Food-Savvy Vs. Food Safety: Fretting Fathers Listen Up
By Chad Carr, University of Florida
Expectant fathers fret about many things. My physiologist friends fondly reflect on chronicling their wives’ pregnancies. Some concern themselves with constructing nursery furniture. As a meat scientist, my worries during my wife’s pregnancies were on food safety.
During the summer of 2011, while expecting our oldest child, we had the opportunity to visit family and friends in Tennessee. We enjoyed sharing the news of the pregnancy in person. After congratulating us, my best friend from high school struck up a conversation about modern food production. He is also a father and was concerned after watching a documentary about food. He had made friends with a self-proclaimed “food-savvy” guy whose opinions, combined with those of the documentary, convinced him that many health problems, including childhood obesity and diabetes, were coming from meat.
My buddy complained about the prices he had been paying for niche meat products and inquired if my family would be willing to sell him and Mr. Food Savvy a pork carcass or a side of grass-fed beef for their freezers. I responded that my family recently sold their sows and had marketed their weaned calves but gave him a few contacts. I then explained that a high-fat, high-sugar, Western diet is a big contributor to these health challenges. I also tried to assure him there was no feed or meat ingredient going into commodity fresh meat, which results in these health problems, without a big contribution from the rest of their diet.
We met again a few nights later for a cookout. My wife and I went through the serving lines at different times and, after fixing my plate, I became a nervous father-to-be, quickly checking with my wife because many of the hamburger patties were quite red in the center. She had the same concern and had chosen a steaming hot, charred hot dog, a true “food-savvy” move.
I casually asked my friend who cooked the meat. Of course, it was Mr. Food Savvy. He assumed the burgers were safe because they were grass-fed. I introduced myself and casually asked him to cook the ground beef longer. An hour later, I was in the kitchen putting away leftovers when I encountered a plate of fresh bratwurst that were not around when I came through the line. Excitedly, I thought I would sample one before putting them away. The brat was so undercooked, it snapped in half when I picked it up. As I looked at the internal color, it was raw. I estimated it could not have been heated over 120°F. I asked my buddy if he saw this, and he replied, “What’s wrong with that?”
Many well-meaning people are baffled by the pseudoscience, which is perceived to come from “food-savvy” experts on Facebook, Instagram and Netflix. Fresh food is not sterile. Food choice is excellent, but food which marks multiple credence boxes is no different from commodity produced food relative to microbial food safety. The U.S. meat industry freely shares food safety information and science to all industry members and collectively spends billions of dollars above and beyond what is required by the federal government. Consumers must be informed and accountable for safely preparing food for family and friends.
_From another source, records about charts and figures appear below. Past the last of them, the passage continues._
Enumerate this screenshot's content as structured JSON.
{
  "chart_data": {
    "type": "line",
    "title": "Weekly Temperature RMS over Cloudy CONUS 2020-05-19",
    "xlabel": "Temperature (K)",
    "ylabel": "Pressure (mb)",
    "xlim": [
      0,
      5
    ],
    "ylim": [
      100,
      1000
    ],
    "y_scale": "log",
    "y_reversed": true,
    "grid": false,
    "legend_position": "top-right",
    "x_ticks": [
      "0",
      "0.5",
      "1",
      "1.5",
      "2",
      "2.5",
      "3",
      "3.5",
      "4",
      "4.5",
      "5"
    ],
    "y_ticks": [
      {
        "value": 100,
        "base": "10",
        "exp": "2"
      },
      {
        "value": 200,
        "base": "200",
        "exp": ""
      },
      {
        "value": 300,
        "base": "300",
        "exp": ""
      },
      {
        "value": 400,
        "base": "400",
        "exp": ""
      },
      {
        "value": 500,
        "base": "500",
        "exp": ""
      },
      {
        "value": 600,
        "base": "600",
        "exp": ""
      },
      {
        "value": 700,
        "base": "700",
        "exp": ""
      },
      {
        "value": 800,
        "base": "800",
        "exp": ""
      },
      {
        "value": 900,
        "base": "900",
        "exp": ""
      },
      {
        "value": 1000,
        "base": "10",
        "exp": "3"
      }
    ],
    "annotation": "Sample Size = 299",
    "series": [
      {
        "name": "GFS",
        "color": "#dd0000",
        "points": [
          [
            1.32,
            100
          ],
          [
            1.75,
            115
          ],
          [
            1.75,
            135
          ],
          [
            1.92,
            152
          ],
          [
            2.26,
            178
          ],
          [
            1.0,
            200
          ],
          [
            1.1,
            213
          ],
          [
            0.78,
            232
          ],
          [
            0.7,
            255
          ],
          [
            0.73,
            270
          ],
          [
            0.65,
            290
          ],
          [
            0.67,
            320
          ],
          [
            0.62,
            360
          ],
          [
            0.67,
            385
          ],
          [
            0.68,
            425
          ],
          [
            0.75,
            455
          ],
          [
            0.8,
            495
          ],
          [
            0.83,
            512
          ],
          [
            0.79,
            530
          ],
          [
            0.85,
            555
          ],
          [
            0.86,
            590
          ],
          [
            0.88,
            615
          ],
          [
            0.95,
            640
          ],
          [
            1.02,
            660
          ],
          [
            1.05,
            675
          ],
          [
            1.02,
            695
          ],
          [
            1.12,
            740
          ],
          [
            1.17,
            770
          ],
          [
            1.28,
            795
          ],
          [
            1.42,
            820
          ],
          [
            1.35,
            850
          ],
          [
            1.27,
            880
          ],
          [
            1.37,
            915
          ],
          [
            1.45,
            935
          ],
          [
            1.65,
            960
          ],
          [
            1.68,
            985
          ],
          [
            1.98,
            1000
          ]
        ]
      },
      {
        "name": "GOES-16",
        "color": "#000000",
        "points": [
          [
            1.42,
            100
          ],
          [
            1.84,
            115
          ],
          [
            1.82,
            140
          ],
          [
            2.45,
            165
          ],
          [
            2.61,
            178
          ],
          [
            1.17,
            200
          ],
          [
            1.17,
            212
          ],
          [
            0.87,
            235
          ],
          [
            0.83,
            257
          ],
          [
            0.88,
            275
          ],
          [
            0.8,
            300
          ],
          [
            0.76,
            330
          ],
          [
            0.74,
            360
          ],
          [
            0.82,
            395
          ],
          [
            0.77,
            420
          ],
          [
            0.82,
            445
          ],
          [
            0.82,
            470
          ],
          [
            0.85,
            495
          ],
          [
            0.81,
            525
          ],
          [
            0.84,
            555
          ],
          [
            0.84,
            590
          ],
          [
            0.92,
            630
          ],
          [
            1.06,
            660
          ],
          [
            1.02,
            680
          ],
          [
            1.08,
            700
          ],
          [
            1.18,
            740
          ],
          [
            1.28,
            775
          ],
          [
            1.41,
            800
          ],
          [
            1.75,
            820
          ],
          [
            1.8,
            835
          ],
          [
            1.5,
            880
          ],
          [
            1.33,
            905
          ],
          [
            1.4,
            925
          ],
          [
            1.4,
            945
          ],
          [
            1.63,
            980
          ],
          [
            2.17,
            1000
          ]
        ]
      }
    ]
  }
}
Bacteria that can cause serious foodborne illness such as Salmonella and E. coli O157:H7 can live in the digestive tract or on the hide of meat animals. It can be transferred to the carcass surface during slaughter. However, the interior of the muscle remains protected. During cooking, the surface of these intact cuts, such as a pork chop, will almost certainly reach a high enough temperature for a long enough time to terminate any pathogen present.
Chops and steaks from intact, whole muscles can safely be consumed after being cooked to medium rare at an internal temperature of 145°F and allowing three minutes of additional rest time before consumption. However, all ground pork, beef or lamb products should be cooked to 160°F and should be checked with a properly calibrated thermometer. Also, immunocompromised individuals, such as the very young, very old and expectant mothers, are suggested to heat all fully-cooked deli meats until steaming hot to terminate Listeria monocytogenes, a pathogen that can survive in the drains and cracks of food facilities and contaminate fully-cooked, ready-to-eat food during packaging.
Be truly “food-savvy” and you’ll be able to spend your nervous parenting energy on the first day of school, first driver’s license or first date.
Dr. Chad Carr is a contributor to Farm Journal's PORK's Meat Matters column. Chad grew up on a diversified livestock operation including Hampshire hogs and commercial beef cattle in middle Tennessee. He received his bachelor's and master’s degrees at Oklahoma State University and went on to obtain his Ph.D. at the University of Missouri. He is a meat Extension specialist at the University of Florida. Chad and his wife, Cathy, have two daughters. They like to travel, attend sporting events and show pigs.